Digital Bob Archive
More on the Islander Wreck
Days Of Yore
- 04/30/1988
Did the Islander hit an Iceberg? Or did she stray off course and hit the rocks of Douglas Island? Some of her passengers believed the latter, but it remains one of the unresolved questions concerning that tragic sinking on August 15, 1901.
There were plenty of other questions. Was there thick fog or was it all clear?
Her pilot claimed the latter but said fog began to form on the water as the Islander was sinking. Was the ship not beached because Captain Foote was trying to find a sandy beach, as the pilot, Edmund LeBlanc told it, or was it because she would not answer her helm when he tried to steer toward the nearest shore, as the man at the wheel contended?
Was Captain Foote drunk or sober? And in what condition were others of the ship's crew? Did Captain Foote go down standing on the bridge, as one crew member said, or was he on an overloaded life raft and swam away to give it more buoyancy, as a seaman testified? Was there a large shipment of gold bullion aboard the Islander or only the gold belonging to passengers? If there was a bullion shipment, where was it stowed? All of those questions were debated again and again, with no firm answers to any of them.
The Islander was a twin screw iron steamer, 240 feet in length, built in Scotland in 1888 for the Canadian Pacific Navigation Company. She arrived in Victoria in December of that year and was first placed on the run between Victoria and Vancouver. In May, 1889, she was chartered for a trip to Southeastern Alaska. \"A party of millionaires was aboard,\" reported The Alaskan at Sitka. \"They bought two souvenir paddles and five newspapers while here.\" In 1892 the Islander made at least three excursion trips as far north as Glacier Bay.
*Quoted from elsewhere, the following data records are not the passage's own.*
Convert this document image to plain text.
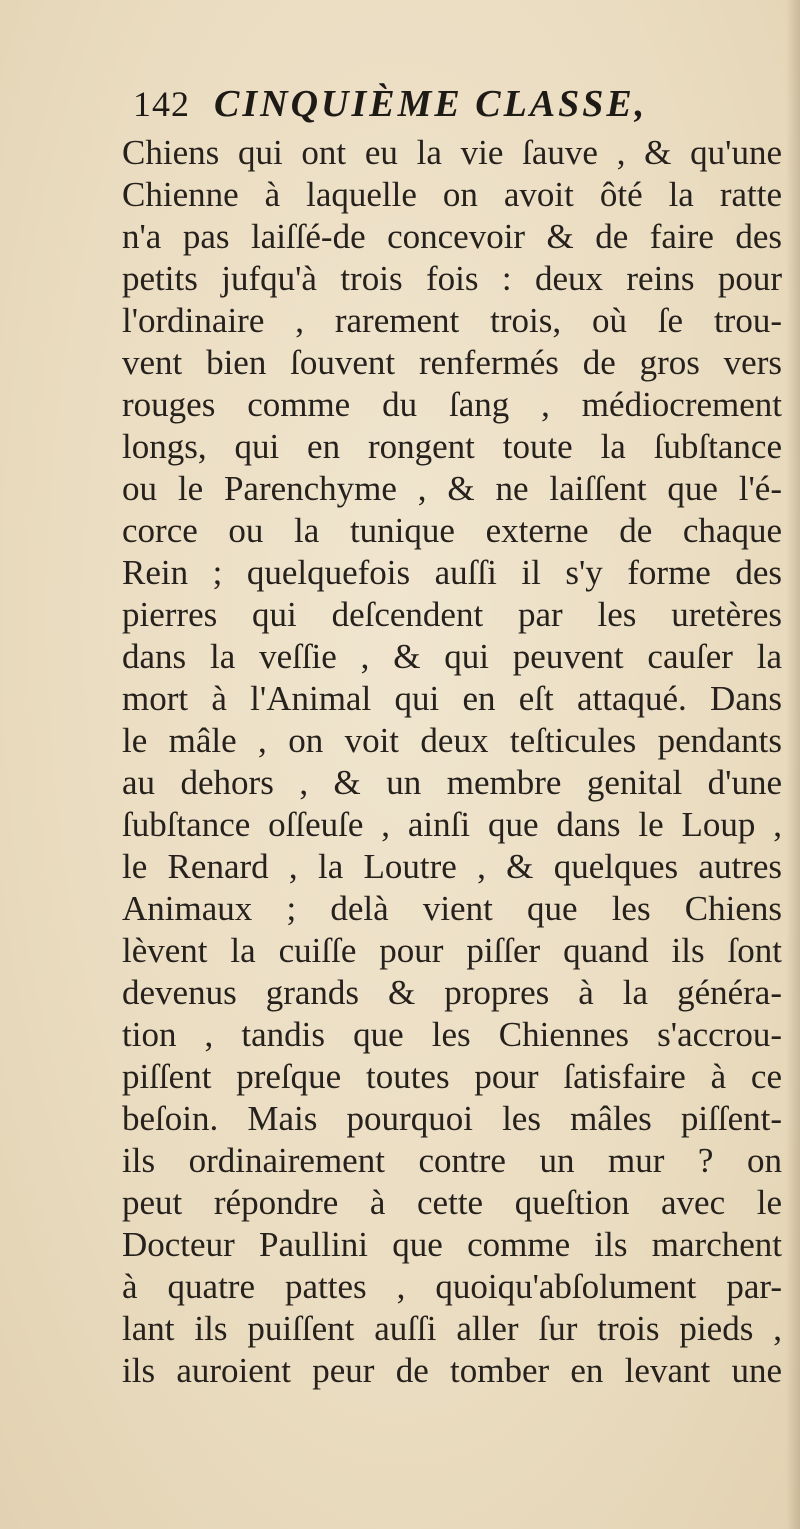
142 CINQUIÈME CLASSE,
Chiens qui ont eu la vie ſauve , & qu'une
Chienne à laquelle on avoit ôté la ratte
n'a pas laiſſé-de concevoir & de faire des
petits jufqu'à trois fois : deux reins pour
l'ordinaire , rarement trois, où ſe trou-
vent bien ſouvent renfermés de gros vers
rouges comme du ſang , médiocrement
longs, qui en rongent toute la ſubſtance
ou le Parenchyme , & ne laiſſent que l'é-
corce ou la tunique externe de chaque
Rein ; quelquefois auſſi il s'y forme des
pierres qui deſcendent par les uretères
dans la veſſie , & qui peuvent cauſer la
mort à l'Animal qui en eſt attaqué. Dans
le mâle , on voit deux teſticules pendants
au dehors , & un membre genital d'une
ſubſtance oſſeuſe , ainſi que dans le Loup ,
le Renard , la Loutre , & quelques autres
Animaux ; delà vient que les Chiens
lèvent la cuiſſe pour piſſer quand ils ſont
devenus grands & propres à la généra-
tion , tandis que les Chiennes s'accrou-
piſſent preſque toutes pour ſatisfaire à ce
beſoin. Mais pourquoi les mâles piſſent-
ils ordinairement contre un mur ? on
peut répondre à cette queſtion avec le
Docteur Paullini que comme ils marchent
à quatre pattes , quoiqu'abſolument par-
lant ils puiſſent auſſi aller ſur trois pieds ,
ils auroient peur de tomber en levant une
After the Klondike Rush started the Islander, like every other vessel in the Pacific Northwest, was kept busy carrying passengers and freight, including live cattle and sheep, to Skagway. Most of her passengers were going to or from Atlin, Whitehorse, Dawson and other points in Canada. On the fatal last trip most of those lost were from Dawson and included Mrs. J.H. Ross, the wife of the Commissioner of the Yukon, and the youngest of her six children. The other five had stayed with their father while she went south to buy furniture for their new home.
Because of the gold she was presumed to have been carrying, the Islander was frequently in the headlines long after the wreck story had faded. Her Purser, Harry F. Bishop, who survived the wreck and became postmaster at Victoria, said over and over that there was little gold, but the dream persisted. Said the magazine Railway and Marine News in 1915, \"it is estimated the treasure amounts to $500,000 to $2,000,000.\" The same paper in 1931 had upped the estimate to as much as $3,000,000.
In July, 1934, the hull of the Islander was dragged up on an Admiralty Island beach. Purser Bishop was right; there was little gold.